INTERNATIONAL INVESTMENT CONSULTING

Regulatory background

Italian competition regulations

Rules on competition are established at different levels, the first of which is the general rule on ‘fair’ business behavior set out by the Italian Civil Code. Secondly, the Italian Civil Code establishes a limited number of exceptions, such as non-competition agreements concluded upon termination of an employment contract or a transfer of a going concern. A third set  of rules,  based on articles  81 and 82 of the EC Treaty, establishes the legal framework of control over competition matters and the Italian Competition Authority (Autorità Garante della Concorrenza e del Mercato). This Authority operates according to the EU principles established by the EU Commission and Court of Justice and monitors the following matters:

Business agreements and practices which may have an adverse impact on competition

Business combinations that may give rise to market dominance

State aid

It has  the  power to  determine the  conditions on  which  business combinations  must be realized,  to stop  them if they  may lead to a dominant position  on the market, and to issue fines and sanctions.

Various public authorities have supervisory and regulatory powers over companies operating in specific fields.

The Banking Authority supervises the activities and organization of banks and financial institutions listed in the register indicated by article 107 of the Italian Banking Law, monitoring their management and compliance with the applicable laws and regulations.
It examines the documentation and statistics sent to it by the above bodies, and carries out inspections of banks and other financial institutions.

Another part of the Banking Authority’s role is to protect transparency in all financial and banking transactions, also in order to improve relations with end customers.

The Insurance Authority was set up by Law no. 576/1982, in order to supervise insurance companies and all other parties governed by insurance law, including agents and insurance brokers.

The Authority monitors and regulates the   market and operators, also by making   the necessary inspections and issuing fines where appropriate. Its mission includes protecting end customers, supervising the text of contracts, reviewing claims, and verifying the fair conduct of insurance companies.

The Energy Authority was set up by Law no. 481/1995 in order to regulate and supervise the electricity and gas markets. The Authority is empowered to:

Fix maximum tariffs for services, in order to ensure certainty and transparency to the benefit of end customers

Define  guidelines for the production and supply of energy and gas,  set  quality standards, check  compliance, and establish the refunds to be made to end customers where applicable

Verify that said guidelines are actually observed and impose penalties

Verify that competition laws and regulations are observed by the companies operating in the electricity  and gas markets, and inform the relevant authority in the event of violations

Examine claims and petitions filed by end customers, promoting settlements with operators where appropriate or ordering operators to modify their service provision.

SECURITIES OFFERS &
PROSPECTUS APPROVAL regulatorybackground

In line with EU directives, issuers offering securities must produce a prospectus in order to ensure that investors receive all the relevant information.
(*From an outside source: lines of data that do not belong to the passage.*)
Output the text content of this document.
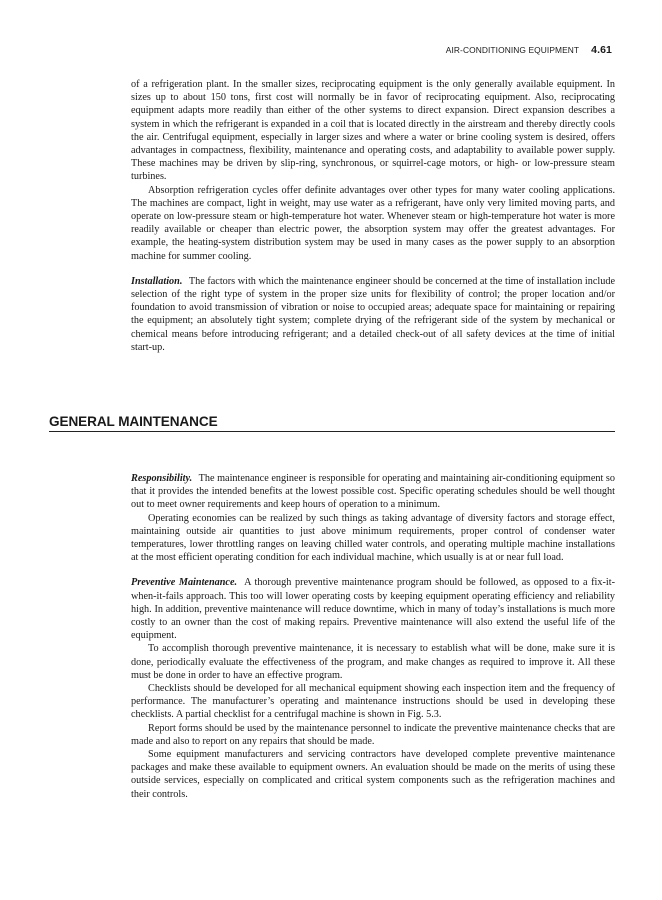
AIR-CONDITIONING EQUIPMENT 4.61

of a refrigeration plant. In the smaller sizes, reciprocating equipment is the only generally available equipment. In sizes up to about 150 tons, first cost will normally be in favor of reciprocating equipment. Also, reciprocating equipment adapts more readily than either of the other systems to direct expansion. Direct expansion describes a system in which the refrigerant is expanded in a coil that is located directly in the airstream and thereby directly cools the air. Centrifugal equipment, especially in larger sizes and where a water or brine cooling system is desired, offers advantages in compactness, flexibility, maintenance and operating costs, and adaptability to available power supply. These machines may be driven by slip-ring, synchronous, or squirrel-cage motors, or high- or low-pressure steam turbines.

Absorption refrigeration cycles offer definite advantages over other types for many water cooling applications. The machines are compact, light in weight, may use water as a refrigerant, have only very limited moving parts, and operate on low-pressure steam or high-temperature hot water. Whenever steam or high-temperature hot water is more readily available or cheaper than electric power, the absorption system may offer the greatest advantages. For example, the heating-system distribution system may be used in many cases as the power supply to an absorption machine for summer cooling.

Installation. The factors with which the maintenance engineer should be concerned at the time of installation include selection of the right type of system in the proper size units for flexibility of control; the proper location and/or foundation to avoid transmission of vibration or noise to occupied areas; adequate space for maintaining or repairing the equipment; an absolutely tight system; complete drying of the refrigerant side of the system by mechanical or chemical means before introducing refrigerant; and a detailed check-out of all safety devices at the time of initial start-up.

GENERAL MAINTENANCE

Responsibility. The maintenance engineer is responsible for operating and maintaining air-conditioning equipment so that it provides the intended benefits at the lowest possible cost. Specific operating schedules should be well thought out to meet owner requirements and keep hours of operation to a minimum.

Operating economies can be realized by such things as taking advantage of diversity factors and storage effect, maintaining outside air quantities to just above minimum requirements, proper control of condenser water temperatures, lower throttling ranges on leaving chilled water controls, and operating multiple machine installations at the most efficient operating condition for each individual machine, which usually is at or near full load.

Preventive Maintenance. A thorough preventive maintenance program should be followed, as opposed to a fix-it-when-it-fails approach. This too will lower operating costs by keeping equipment operating efficiency and reliability high. In addition, preventive maintenance will reduce downtime, which in many of today’s installations is much more costly to an owner than the cost of making repairs. Preventive maintenance will also extend the useful life of the equipment.

To accomplish thorough preventive maintenance, it is necessary to establish what will be done, make sure it is done, periodically evaluate the effectiveness of the program, and make changes as required to improve it. All these must be done in order to have an effective program.

Checklists should be developed for all mechanical equipment showing each inspection item and the frequency of performance. The manufacturer’s operating and maintenance instructions should be used in developing these checklists. A partial checklist for a centrifugal machine is shown in Fig. 5.3.

Report forms should be used by the maintenance personnel to indicate the preventive maintenance checks that are made and also to report on any repairs that should be made.

Some equipment manufacturers and servicing contractors have developed complete preventive maintenance packages and make these available to equipment owners. An evaluation should be made on the merits of using these outside services, especially on complicated and critical system components such as the refrigeration machines and their controls.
The prospectus must be approved by Consob, the public authority responsible for regulating the Italian securities market; and the information provided in the prospectus must be complete, coherent and understandable. Once approved, the prospectus can also circulate in other EU Member States for local offering.

The  prospectus must contain  full details  of  the  offer  and  information about  the  issuer, including  corporate  governance,  any  shareholders’  agreements,  the  key  performance indicators of the  business and,  in general, any  factors,  either  internal  or external to  the issuer, which may have an impact  on the terms of the offer.

Specific rules are set  for takeover bids for listed companies: if, as a result  of acquisition, one or more  investors acquire  over 30 percent of the capital, a takeover bid must be addressed to all the  other  shareholders for the  purpose of acquiring  100 percent of the  capital. There are further rules if one or more investors own more that 90 percent of a listed company or own between 30 percent and 50 percent of the capital and increase their interest.

There are squeeze-out rules for investors owning over 98 percent of the share capital as a consequence of a take-over bid.